We are the witnesses of new emerging trends in computing platforms; software-container based approaches, GPGPU-enabled AI solutions, and more-and-more sophisticated cloud services are available for Big Data, IoT and other categories of widespread applications. Software containers play crucial roles to make complex functionalities available on a diverse set of platforms; there is a clear sign of convergence in this field. Some complex services can be also reused with little effort in multiple sectors as well, e.g. IoT back-ends for Connected Cars and precision agriculture.
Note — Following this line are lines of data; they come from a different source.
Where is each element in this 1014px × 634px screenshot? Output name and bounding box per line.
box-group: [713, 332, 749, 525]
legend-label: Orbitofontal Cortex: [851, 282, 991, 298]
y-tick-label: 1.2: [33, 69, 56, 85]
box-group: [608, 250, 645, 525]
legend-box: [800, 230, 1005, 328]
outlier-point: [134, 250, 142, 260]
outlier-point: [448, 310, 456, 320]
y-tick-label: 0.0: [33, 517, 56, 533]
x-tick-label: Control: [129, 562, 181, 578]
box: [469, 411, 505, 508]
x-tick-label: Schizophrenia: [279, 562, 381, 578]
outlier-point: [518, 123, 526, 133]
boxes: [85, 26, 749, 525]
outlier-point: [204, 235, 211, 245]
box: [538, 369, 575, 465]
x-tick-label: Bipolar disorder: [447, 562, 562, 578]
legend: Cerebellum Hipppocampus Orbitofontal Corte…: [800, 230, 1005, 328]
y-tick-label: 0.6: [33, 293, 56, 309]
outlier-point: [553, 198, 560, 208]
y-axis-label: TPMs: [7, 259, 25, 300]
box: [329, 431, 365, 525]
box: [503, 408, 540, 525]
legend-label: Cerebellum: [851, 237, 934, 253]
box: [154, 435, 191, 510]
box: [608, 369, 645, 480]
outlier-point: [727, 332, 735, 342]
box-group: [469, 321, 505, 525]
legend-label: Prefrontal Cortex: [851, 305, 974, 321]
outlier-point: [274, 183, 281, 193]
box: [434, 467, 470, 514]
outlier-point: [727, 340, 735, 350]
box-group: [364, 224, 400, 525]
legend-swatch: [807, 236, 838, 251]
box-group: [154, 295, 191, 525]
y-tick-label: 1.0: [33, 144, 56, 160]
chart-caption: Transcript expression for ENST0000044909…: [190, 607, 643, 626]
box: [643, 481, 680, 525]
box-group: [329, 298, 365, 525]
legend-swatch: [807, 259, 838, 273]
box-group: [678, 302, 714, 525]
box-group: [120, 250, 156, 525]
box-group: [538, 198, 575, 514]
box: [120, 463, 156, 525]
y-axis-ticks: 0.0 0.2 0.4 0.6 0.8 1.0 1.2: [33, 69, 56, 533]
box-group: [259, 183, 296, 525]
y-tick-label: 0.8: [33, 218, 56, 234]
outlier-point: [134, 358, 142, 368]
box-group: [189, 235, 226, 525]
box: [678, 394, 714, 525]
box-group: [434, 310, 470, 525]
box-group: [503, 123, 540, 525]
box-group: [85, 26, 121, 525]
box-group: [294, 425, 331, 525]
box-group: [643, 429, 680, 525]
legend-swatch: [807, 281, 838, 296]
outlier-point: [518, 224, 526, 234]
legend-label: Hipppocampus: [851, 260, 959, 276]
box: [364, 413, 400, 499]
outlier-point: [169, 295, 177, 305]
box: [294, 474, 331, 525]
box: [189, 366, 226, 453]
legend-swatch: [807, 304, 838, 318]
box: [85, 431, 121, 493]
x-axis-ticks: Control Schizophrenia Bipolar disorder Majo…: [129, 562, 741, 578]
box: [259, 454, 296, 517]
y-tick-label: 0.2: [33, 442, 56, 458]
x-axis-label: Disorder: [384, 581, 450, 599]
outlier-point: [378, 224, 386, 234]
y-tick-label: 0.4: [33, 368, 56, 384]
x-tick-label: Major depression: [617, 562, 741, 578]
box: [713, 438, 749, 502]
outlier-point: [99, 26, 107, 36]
However, the IT experts still face several problems when they attempt to create, efficiently manage, scale out or orchestrate such set of building blocks in various, diverse IT environments in order to improve their non-functional features (including reduced vendor-locking or higher service reliability). 3rd party solutions from the cloud providers, and state-of-the-art open source tools for on-premise/public/hybrid deployments might be taken into considerations leveraging on the approach of new generation of reference architectures (blueprints) to enable high-level convergence. The invited talk gives an overview of the latest results in this field covering the achievements of some EU projects (H2020 COLA, CloudiFacturing, NEANIAS and EOSC-hub), and national initiatives (e.g. Agrodat.hu and HRDA) that address such challenging topics.